Although a committee dominated by Federalists composed this communication, it was TJ’s responsibility as president of the Senate to read the address to John Adams. Immediately after Adams delivered his message to Congress on 16 May, the Senate named three Federalists—Uriah Tracy of Connecticut, John Laurance of New York, and Samuel Livermore of New Hampshire—to prepare an answer, a draft of which was presented two days later. The committee report included only a brief consideration of negotiations with France, noting that the door “ought still to remain unclosed,” and emphasized instead support for the specific defense measures advocated by Adams. It contrasted the impartial foreign policy of the United States with the injuries inflicted on the country by France, concluding that if “they will not hear, nor even receive our Ministers and neither listen to just terms of accommodation, nor offer us any but unconditional submission,” appropriate action needed to be taken to maintain the rights of the United States (committee report of [18 May 1797] in DNA: RG 46, Senate Records, 5th Cong., 1st sess., in Tracy’s hand and endorsed as “1st Draft” of report on president’s message). TJ characterized the report as “perfectly an echo and full as high toned” as the president’s speech (TJ to Madison, 18 May 1797).

The following day, however, the Senate recommitted the report and added Henry Tazewell and John Henry to the committee. The subsequent report of 20 May differed substantially from the first one. While there is no evidence that TJ influenced the composition of the revised report, how to respond to the president’s address may have been discussed at the hotel where TJ and Henry resided. TJ credited Henry with objecting to the 18 May report and obtaining its recommittal, which led to “considerable alterations.” TJ also had a close relationship with Tazewell and was known to communicate with him on Senate committee business (TJ to Madison, 1 June 1797; TJ to Tazewell, 27 Jan. 1798). The changes from the 16 May report included an expanded emphasis on amicable negotiation with the French Republic, a promise to consider the measures of defence advocated by Adams but without an enthusiastic endorsement of them, and an elimination of criticisms directed expressly at the French, including the insinuation that they were attempting to alienate the American people from their government, stressing instead that the government would retain the affections of the people as long as it was administered according the principles upon which it was erected. Senate Republicans also attempted to delete the paragraph that declared that the administration had been just and impartial to foreign nations and had fairly executed regulations established for the preservation of peace. On 23 May the Senate decided, by an 11 to 15 vote, to retain the paragraph, adopted the report, and made arrangements to present it to the president (committee report of 20 May 1797 in DNA: RG 46, Senate Records, 5th Cong., 1st sess., in a clerk’s hand; Tazewell to Madison, 4 June, 1797 in Madison, Papers description begins William T. Hutchinson, Robert A. Rutland, J. C. A. Stagg, and others, eds., The Papers of James Madison, Chicago and Charlottesville, 1962– , 26 vols. Sec. of State Ser., 4 vols. description ends , xvii, 15; JS description begins Journal of the Senate of the United States, Washington, D.C., 1820–21, 5 vols. description ends , ii, 362–3).

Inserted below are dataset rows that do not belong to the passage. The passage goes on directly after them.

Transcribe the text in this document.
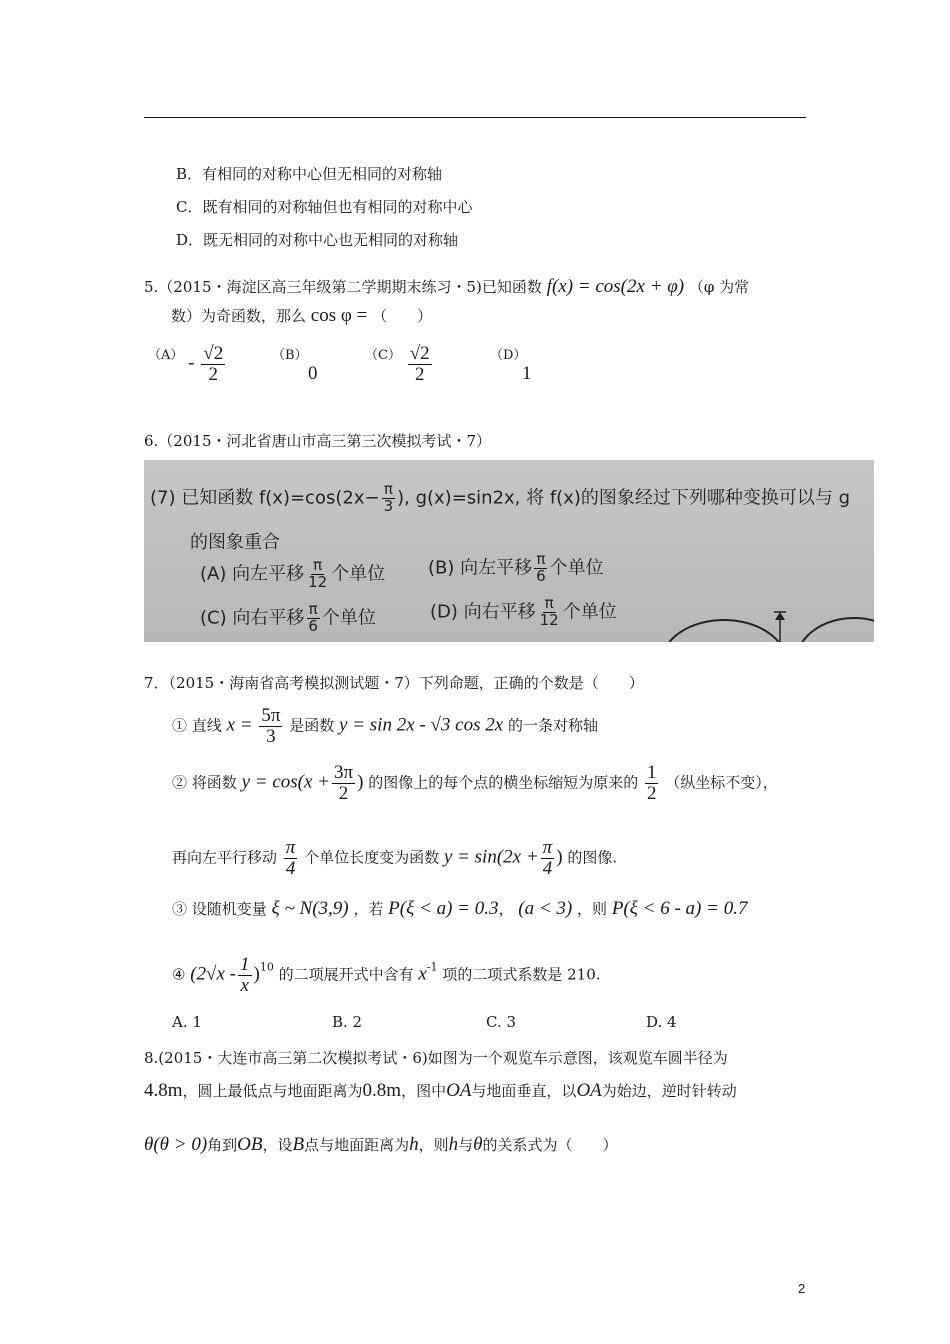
B．有相同的对称中心但无相同的对称轴
C．既有相同的对称轴但也有相同的对称中心
D．既无相同的对称中心也无相同的对称轴
5.（2015・海淀区高三年级第二学期期末练习・5)已知函数 f(x) = cos(2x + φ) （φ 为常
数）为奇函数，那么 cos φ = （　　）
$(A) - \frac{√2}{2}$	（B）
0
$(C) \frac{√2}{2}$	（D）
1
6.（2015・河北省唐山市高三第三次模拟考试・7）
(7) 已知函数 $f(x)=\cos(2x- \frac{\pi}{3}$ ), g(x)=sin2x, 将 f(x)的图象经过下列哪种变换可以与 g
的图象重合
(A) 向左平移 $\frac{\pi}{12}$ 个单位 (B) 向左平移 $\frac{\pi}{6}$ 个单位
(C) 向右平移 $\frac{\pi}{6}$ 个单位	(D) 向右平移 $\frac{\pi}{12}$ 个单位
7．（2015・海南省高考模拟测试题・7）下列命题，正确的个数是（　　）
① 直线 $x = \frac{5\pi}{3}$ 是函数 y = sin 2x - √3 cos 2x 的一条对称轴
② 将函数 $y = \cos(x + \frac{3\pi}{2}$ ) 的图像上的每个点的横坐标缩短为原来的 $\frac{1}{2}$ （纵坐标不变），
再向左平行移动 $\frac{\pi}{4}$ 个单位长度变为函数 $y = \sin(2x + \frac{\pi}{4}$ ) 的图像.
③ 设随机变量 ξ ~ N(3,9) ，若 P(ξ < a) = 0.3， (a < 3) ，则 P(ξ < 6 - a) = 0.7
④ $(2√x - \frac{1}{x} )^{10}$ 的二项展开式中含有 $x^{-1}$ 项的二项式系数是 210.
A. 1	B. 2	C. 3	D. 4
8.(2015・大连市高三第二次模拟考试・6)如图为一个观览车示意图，该观览车圆半径为
4.8m，圆上最低点与地面距离为0.8m，图中OA与地面垂直，以OA为始边，逆时针转动
θ(θ > 0)角到OB，设B点与地面距离为h，则h与θ的关系式为（　　）
2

On 24 May, TJ and the Senate went to the president’s residence and, in the manner established during Washington’s administration, TJ verbally delivered the Senate’s address. While as vice president Adams had routinely left the seat of government before Congress adjourned, only once did he fail to arrive at the opening of a session in time to deliver the Senate’s address. In contrast, this is the only instance in which TJ performed this function. Subsequently he arrived after the response had been given, allowing the president of the Senate pro tempore to carry out the duty (JS description begins Journal of the Senate of the United States, Washington, D.C., 1820–21, 5 vols. description ends , i, 22–3, 104–5, 221, 331–2, 457, II, 9, 127, 197–8, 300–302, 365, 410–11, 562, III, 7–8, 109; TJ to Mary Jefferson Eppes, 1 Jan. 1799).